I'm originally from Hawaii but currently live with my family in St. Louis.
I use Hawaiian words with my two sons at home, but in public, they get embarrassed.
Taking them back to my home made me realize what was missing from my life.
I am raising my boys nearly 5,000 miles away from Hawaii, the place my family comes from. Until last 2022, my boys had never been. Finally, after a decade of parenting, my work made it possible to go. Now that we've been together, I will do anything to bring them back as often as possible.
I live in St. Louis with my family
I met my husband in St. Louis, far from the Hawaiian islands, when we were both in graduate school. We married in a small chapel in the center of the city, but I never thought we would stay. Fifteen years later, this is the only home my 6th and 4th graders know. My boys are die-hard St. Louis Cardinals fans and true Midwesterners.
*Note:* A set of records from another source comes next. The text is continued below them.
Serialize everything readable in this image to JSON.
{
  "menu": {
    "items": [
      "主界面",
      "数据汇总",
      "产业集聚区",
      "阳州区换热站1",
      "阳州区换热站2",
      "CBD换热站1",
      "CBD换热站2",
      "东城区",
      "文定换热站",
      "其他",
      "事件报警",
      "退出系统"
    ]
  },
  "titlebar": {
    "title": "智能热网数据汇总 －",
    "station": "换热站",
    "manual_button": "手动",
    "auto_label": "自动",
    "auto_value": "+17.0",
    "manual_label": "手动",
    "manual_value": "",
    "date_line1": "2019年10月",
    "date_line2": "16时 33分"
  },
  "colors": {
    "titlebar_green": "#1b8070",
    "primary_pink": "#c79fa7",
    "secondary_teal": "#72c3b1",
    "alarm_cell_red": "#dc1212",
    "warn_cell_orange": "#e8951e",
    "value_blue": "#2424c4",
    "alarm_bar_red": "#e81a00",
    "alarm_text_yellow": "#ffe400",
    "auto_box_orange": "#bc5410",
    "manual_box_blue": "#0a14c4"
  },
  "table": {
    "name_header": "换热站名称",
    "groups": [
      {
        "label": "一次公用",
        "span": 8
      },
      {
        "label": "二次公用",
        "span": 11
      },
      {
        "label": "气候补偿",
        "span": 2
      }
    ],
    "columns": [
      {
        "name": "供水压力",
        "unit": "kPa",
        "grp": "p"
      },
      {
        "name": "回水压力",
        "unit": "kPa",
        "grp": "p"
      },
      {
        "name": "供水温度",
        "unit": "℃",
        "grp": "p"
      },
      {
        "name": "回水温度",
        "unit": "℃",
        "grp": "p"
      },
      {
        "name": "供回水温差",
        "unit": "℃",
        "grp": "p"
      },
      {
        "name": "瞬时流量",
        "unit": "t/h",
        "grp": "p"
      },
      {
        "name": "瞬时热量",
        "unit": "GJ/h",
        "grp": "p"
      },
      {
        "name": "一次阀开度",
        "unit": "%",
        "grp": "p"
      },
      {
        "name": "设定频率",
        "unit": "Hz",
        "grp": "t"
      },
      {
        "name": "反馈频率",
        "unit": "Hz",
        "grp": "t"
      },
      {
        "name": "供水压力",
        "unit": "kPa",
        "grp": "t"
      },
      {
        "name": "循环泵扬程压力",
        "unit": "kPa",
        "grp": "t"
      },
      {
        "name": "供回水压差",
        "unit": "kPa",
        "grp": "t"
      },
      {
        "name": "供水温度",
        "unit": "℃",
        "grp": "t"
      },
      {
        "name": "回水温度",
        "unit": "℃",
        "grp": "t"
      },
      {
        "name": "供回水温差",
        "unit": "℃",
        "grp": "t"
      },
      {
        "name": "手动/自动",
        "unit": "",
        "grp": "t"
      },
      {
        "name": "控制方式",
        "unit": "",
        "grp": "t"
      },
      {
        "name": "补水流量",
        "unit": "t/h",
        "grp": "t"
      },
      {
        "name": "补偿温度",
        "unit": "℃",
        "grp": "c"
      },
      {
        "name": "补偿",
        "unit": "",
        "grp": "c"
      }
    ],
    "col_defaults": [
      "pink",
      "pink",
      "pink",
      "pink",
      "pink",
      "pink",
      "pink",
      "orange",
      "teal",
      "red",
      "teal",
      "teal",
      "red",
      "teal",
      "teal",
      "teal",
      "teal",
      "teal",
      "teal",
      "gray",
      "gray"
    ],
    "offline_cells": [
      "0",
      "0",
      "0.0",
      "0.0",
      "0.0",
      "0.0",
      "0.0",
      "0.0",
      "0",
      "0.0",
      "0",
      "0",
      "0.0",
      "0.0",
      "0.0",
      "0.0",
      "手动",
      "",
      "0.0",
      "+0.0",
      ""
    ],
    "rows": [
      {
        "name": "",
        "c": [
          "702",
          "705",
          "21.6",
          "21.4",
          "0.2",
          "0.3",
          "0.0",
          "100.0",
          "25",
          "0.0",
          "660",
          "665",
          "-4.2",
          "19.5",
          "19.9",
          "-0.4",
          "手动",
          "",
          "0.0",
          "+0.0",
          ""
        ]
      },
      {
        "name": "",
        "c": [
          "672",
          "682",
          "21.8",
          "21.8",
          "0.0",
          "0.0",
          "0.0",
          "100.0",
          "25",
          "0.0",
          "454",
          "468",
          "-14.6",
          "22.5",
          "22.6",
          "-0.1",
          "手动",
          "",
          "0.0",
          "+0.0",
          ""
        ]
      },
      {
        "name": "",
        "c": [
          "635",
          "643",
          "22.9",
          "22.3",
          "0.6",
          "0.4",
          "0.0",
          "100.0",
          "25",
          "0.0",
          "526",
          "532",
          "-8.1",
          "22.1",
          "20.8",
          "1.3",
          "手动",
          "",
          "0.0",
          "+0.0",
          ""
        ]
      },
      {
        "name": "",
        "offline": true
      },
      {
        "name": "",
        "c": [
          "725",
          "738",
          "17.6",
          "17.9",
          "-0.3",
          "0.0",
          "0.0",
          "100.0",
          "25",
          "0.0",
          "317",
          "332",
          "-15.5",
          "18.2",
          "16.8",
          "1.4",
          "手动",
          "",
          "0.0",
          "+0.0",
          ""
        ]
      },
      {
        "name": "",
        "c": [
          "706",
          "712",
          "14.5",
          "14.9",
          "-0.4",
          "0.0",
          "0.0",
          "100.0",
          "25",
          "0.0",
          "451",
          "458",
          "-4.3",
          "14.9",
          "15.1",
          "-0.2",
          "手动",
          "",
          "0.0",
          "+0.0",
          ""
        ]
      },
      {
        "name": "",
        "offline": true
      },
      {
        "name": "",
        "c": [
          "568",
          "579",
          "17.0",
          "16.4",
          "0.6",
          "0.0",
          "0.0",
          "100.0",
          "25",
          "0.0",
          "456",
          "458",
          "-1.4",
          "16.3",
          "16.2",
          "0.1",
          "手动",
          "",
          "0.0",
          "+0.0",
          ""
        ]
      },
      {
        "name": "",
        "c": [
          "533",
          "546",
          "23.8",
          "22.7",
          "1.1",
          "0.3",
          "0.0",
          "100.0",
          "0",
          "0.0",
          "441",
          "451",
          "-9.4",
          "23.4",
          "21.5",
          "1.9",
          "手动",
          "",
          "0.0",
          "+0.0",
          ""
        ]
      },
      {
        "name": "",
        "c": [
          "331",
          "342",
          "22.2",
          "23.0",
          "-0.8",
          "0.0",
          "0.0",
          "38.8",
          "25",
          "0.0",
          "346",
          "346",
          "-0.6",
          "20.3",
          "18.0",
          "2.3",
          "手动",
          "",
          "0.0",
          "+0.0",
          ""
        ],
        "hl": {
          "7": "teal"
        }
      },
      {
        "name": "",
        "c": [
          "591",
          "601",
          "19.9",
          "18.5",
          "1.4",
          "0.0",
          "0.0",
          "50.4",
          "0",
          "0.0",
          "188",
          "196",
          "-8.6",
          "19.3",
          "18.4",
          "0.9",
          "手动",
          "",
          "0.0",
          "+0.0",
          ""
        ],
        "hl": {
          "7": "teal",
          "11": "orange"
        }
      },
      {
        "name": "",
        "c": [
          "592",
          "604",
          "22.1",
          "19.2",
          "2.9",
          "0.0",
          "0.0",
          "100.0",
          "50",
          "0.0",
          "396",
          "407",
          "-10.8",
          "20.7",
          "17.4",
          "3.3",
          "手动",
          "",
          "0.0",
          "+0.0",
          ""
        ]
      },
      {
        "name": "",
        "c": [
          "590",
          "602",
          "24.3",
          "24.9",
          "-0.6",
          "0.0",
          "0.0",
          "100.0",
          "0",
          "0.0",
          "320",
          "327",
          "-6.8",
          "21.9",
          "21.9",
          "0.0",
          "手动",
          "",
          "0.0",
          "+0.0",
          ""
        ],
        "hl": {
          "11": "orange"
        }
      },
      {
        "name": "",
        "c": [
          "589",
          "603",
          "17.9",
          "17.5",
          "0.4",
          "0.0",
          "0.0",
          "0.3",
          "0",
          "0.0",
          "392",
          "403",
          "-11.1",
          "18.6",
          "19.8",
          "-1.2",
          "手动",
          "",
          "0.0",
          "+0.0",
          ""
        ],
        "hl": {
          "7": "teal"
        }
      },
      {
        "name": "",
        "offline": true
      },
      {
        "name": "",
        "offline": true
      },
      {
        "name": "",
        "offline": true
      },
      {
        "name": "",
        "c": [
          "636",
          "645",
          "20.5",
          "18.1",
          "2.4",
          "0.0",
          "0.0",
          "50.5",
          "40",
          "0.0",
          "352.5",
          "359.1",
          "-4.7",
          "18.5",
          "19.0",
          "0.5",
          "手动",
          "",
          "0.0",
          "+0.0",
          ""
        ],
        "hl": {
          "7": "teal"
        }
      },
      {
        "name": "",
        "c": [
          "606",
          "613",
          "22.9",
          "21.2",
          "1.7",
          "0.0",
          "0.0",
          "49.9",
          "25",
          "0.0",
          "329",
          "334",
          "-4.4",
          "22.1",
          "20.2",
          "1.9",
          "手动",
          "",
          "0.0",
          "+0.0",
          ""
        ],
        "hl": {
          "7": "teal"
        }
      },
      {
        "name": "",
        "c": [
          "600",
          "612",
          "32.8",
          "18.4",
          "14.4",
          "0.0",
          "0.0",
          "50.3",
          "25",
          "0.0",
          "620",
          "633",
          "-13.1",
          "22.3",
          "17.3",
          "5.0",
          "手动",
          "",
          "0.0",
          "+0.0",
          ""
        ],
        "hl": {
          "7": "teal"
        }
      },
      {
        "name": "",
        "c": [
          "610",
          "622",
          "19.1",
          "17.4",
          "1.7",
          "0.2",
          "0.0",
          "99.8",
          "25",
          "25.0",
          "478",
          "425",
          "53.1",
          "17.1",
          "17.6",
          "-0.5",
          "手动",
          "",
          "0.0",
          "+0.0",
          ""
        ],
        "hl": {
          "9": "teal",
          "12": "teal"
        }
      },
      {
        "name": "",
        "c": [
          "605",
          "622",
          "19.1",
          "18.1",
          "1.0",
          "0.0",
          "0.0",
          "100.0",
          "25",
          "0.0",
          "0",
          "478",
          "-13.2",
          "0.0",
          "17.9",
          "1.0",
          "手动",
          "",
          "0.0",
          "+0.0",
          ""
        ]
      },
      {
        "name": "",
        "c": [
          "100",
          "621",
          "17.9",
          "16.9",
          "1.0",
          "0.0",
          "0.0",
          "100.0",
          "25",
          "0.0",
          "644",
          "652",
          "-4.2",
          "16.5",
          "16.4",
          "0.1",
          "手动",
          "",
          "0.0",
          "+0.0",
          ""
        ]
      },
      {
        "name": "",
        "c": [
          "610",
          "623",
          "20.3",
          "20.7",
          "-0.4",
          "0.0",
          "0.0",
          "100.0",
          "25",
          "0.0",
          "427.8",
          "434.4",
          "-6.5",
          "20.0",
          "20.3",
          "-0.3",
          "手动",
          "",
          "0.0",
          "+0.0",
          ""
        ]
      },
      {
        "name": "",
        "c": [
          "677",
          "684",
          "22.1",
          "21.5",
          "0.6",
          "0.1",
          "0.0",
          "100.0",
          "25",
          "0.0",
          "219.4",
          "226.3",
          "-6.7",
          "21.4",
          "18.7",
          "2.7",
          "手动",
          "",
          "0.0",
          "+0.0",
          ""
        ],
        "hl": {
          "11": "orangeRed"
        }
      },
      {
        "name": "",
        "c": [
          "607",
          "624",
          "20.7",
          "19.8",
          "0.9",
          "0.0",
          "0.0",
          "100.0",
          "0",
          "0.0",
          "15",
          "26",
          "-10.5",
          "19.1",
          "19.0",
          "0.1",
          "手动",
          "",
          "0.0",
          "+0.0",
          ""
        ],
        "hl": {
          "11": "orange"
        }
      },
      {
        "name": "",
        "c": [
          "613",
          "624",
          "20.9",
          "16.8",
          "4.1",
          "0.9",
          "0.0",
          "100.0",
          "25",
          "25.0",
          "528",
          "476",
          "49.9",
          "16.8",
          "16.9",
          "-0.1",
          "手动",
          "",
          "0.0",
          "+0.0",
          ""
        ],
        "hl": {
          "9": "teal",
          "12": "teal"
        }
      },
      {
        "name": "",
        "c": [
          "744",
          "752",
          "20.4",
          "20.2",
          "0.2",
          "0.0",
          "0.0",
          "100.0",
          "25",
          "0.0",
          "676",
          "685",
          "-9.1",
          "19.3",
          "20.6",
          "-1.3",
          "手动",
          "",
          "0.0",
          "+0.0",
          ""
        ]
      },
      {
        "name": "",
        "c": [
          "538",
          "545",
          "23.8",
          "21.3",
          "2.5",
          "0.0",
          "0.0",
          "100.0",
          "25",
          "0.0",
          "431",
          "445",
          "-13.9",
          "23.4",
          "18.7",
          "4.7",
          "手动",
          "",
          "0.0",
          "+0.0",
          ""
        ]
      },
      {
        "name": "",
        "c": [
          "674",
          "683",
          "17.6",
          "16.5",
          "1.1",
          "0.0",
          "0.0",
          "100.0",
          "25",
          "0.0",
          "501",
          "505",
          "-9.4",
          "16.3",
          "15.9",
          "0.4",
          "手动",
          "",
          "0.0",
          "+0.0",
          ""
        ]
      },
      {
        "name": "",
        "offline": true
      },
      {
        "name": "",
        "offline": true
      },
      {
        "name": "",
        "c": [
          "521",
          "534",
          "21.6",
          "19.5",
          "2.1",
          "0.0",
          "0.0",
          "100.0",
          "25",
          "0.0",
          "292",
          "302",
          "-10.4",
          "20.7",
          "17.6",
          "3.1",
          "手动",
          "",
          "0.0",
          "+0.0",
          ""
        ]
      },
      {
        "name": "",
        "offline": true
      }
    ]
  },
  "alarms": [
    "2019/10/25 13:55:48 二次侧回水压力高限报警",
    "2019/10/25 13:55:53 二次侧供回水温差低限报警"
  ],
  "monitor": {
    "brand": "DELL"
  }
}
They are also the only Native Hawaiian children in their school and likely in our town.
We're fair-skinned and easily pass as white; if our culture weren't present at home, the boys would grow up without any connection to it.
We are not exposed to Hawaiian culture
Before we took our first trip to Hawaii, my kids' cultural expressions only happened with us and relatives. My mom lives nearby, and we use Hawaiian words and phrases with the boys in private, but they get embarrassed in public. When they tell people they're Hawaiian, there are always questions and misconceptions like, "Do you like pineapple?" and "Do you wear grass skirts?"
Family and close friends call my younger son by his Hawaiian middle name, but he only goes by his English name at school. Our favorite foods are hard to find, and we have to buy them at specialty shops in the city or on Amazon. Recently, two new restaurants opened in our community; one is a franchise with Hawaiian in its name, and the other sells poke. They're run by workers who consistently mispronounce the name of our islands and look at us with confusion when we say them correctly.
We were committed to taking our kids back to my island
We didn't bring the boys to Hawaii for years because it was too expensive, too far, the kids were too little, and the trip required too much time off work. The years flew by, and suddenly they were entering adolescence without ever experiencing a place that reflected who we are and where we're from.
The pandemic and divine work intervention changed that. We came out of COVID committed to taking the trip. We decided to go and stay for a month. My work would help pay for it, and my husband and I felt the emotional cost of not going would be longer-lasting than any financial burden.
That trip was worth it in all the ways that matter. On our way there, my older son asked if he would cry when we got there. He knew how emotional my Mom and I get when the islands come into view. I told him he might because he would be seeing land that he belongs to, a home he knows but has never seen. Our culture has no separation between the land and its people.
They were so happy to be surrounded by their culture and food
When most people imagine the breathtaking parts of Hawaii, they think of gorgeous beaches and stunning landscapes. Indeed, those are exquisite. As a mom of Hawaiian children being raised across the ocean, my most breathtaking moments were far more mundane.
There was the short flight from Maui to Oahu, when the flight attendants made the announcements in Hawaiian. My boys listened with huge smiles and bright eyes, waiting for words they knew. There was the post-arrival trip to the grocery store and the nearly uncontainable excitement of my older son as he went up and down the aisles seeing each of our favorite foods in abundance and on display. We heard songs we loved on the radio and in restaurants. We saw extended family and introduced the boys to "aunties" and "uncles" who went from strangers to family instantaneously.
The most meaningful moment happened the night I spoke to a group of educators at an open-air amphitheater in Honolulu. When we arrived, we were given name tags to fill out. My younger son proudly wrote his Hawaiian name (the only one we call him) and stuck the sticker on his shirt. "Mom," he said. "Look, I'm me!" After he said that, I felt everything stop and come into crisp view. My son was saying what I was feeling. In that moment, I was surrounded by the things that make me, me: my family, work, community, culture, language, food, and music. Taken together, I was able to experience a level of thriving I didn't realize I was missing.
I found myself
Sometimes I feel like a visitor in the place I'm raising my kids. It took traveling thousands of miles to finally find myself and to know where and with whom I belong, especially at this stage of life. The things that make me feel like an outsider here make me feel normal, understood, and celebrated.
I should not have waited so long to take the trip. Looking back, the excuses we made feel trivial. It was worth the time and money. We'll replenish our savings, but we've lost the years. There are fewer years with the boys being little and living with us. Fewer opportunities for them to be in Hawaii with my mom while she is young enough to walk the beach and explore with them. While the boys may not have remembered earlier trips, we would have, and it would have deeply enriched our family life and my experience as a mother.
Before we left, I was planning our next trip. By making it an absolute priority, we have already been back twice. There's an urgency to these visits and the benefits that come with return trips. I know it has been worth every sacrifice needed to make them happen. It is incredible to watch my boys form their own stories and memories. They have people they look forward to reconnecting with, restaurants they want to go back to, and sites they want to see. My younger son looks forward to being himself everywhere, and my older son talks about how special it is to feel like home is here and also there.